I was abhorred. She has taken care of him for years now as he's gotten progressively worse and I can't imagine how stressful that must be, but this request was hard to believe. My grandmother is a very superstitious person who believes, among many other superstitious things, that the gods are punishing her for something by having her husband come down with Alzheimer's and necessitating her taking care of his needs. She also has told me that she "prays to Buddha" and everything I know points to her viewing him as a deity, perhaps a supreme deity. I've tried to explain to her what Buddhism is, but there's a language barrier, a cultural barrier, and a lot of other barriers that have prevented any sort of understanding. That is the kind of praying I was referring to when I made my post. Anyway, my grandfather is now much better just a few days after that request; he wide awake and desiring food. He made a miraculous recovery and the doctors were wrong.
zavk wrote:Why should such customs and attitudes be regarded as 'abhorrent'? Or why are they generating feelings of 'abhorrence'? And if there are feelings of abhorrence, what should these feelings be attributed to - some defect in the life-practices of others and their supposed lack of understanding, or rather, a limitation or blindspot within our own expectations?
zavk wrote:Of course, i am not talking about charlatans and unethical practices that would exploit such customs and practices - it is important to speak out against this when we encounter them. But as you note yourself, your grandparents speak a different language, they have never fully been 'Americanised'. They are in fact from a different lifeworld, a different lived reality.
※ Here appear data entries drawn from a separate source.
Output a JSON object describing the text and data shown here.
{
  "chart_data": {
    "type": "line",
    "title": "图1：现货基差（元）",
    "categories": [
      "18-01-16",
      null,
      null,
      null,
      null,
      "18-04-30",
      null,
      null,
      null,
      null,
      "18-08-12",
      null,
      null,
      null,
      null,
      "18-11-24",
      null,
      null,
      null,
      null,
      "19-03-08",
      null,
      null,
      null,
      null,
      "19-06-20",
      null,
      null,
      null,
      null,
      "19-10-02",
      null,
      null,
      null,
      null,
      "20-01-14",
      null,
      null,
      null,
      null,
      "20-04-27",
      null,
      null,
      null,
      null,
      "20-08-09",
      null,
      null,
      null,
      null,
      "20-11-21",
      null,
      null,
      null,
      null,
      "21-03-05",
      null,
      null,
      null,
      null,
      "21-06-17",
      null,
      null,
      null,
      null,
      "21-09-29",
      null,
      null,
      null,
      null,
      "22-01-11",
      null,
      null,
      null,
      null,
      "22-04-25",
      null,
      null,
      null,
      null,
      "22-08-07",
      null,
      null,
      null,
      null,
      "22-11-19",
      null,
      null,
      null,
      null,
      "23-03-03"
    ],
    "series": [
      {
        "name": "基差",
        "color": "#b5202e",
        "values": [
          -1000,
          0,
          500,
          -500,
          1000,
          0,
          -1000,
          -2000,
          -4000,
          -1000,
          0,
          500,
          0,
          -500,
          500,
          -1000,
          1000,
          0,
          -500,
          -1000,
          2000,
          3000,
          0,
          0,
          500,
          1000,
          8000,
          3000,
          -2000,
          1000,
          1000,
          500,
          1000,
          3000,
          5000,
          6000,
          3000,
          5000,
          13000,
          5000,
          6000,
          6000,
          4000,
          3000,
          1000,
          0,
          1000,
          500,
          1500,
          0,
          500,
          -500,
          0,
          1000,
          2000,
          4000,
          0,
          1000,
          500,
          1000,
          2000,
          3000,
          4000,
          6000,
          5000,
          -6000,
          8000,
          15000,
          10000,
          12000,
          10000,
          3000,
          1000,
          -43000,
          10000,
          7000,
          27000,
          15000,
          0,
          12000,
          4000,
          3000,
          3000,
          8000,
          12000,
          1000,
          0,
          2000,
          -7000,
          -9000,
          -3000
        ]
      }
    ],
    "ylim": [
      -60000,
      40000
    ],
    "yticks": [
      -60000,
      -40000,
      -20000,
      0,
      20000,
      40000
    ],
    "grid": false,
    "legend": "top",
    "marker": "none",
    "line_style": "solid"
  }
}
Or to put it another way, they are of an entirely different SPACETIMEMATTERING. What you regard as 'barriers' to 'understanding' may not be so for them - and this is the difficult bit isn't it, how are you to find out given the vast gap in conditioning/lived experience between you and them?
zavk wrote:I mean, sure, for the purpose of discussion, it may be useful to talk about how their customs and practices differ from the ones we prefer. But at the end of the day, I think what tends to get lost is this important question:
In whose interest, and to what ends, does making judgements about the relative merits of these customs and practices of other lifeworlds (which we DO NOT LIVED AND HAVED NOT LIVED), serve?
zavk wrote:In whose interest, and to what ends, does making judgements about the relative merits of these customs and practices of other lifeworlds (which we DO NOT LIVED AND HAVED NOT LIVED), serve?
chownah wrote:Seems to me that she was asking if you knew any prayers that would help him in the afterlife and not about helping him die sooner.
binocular wrote:Other times, they aren't able to - they have little or no meta-understanding of their religiosity. Asking them to explain why they believe what they believe is much like asking them "Why did you choose to be born with blue eyes?"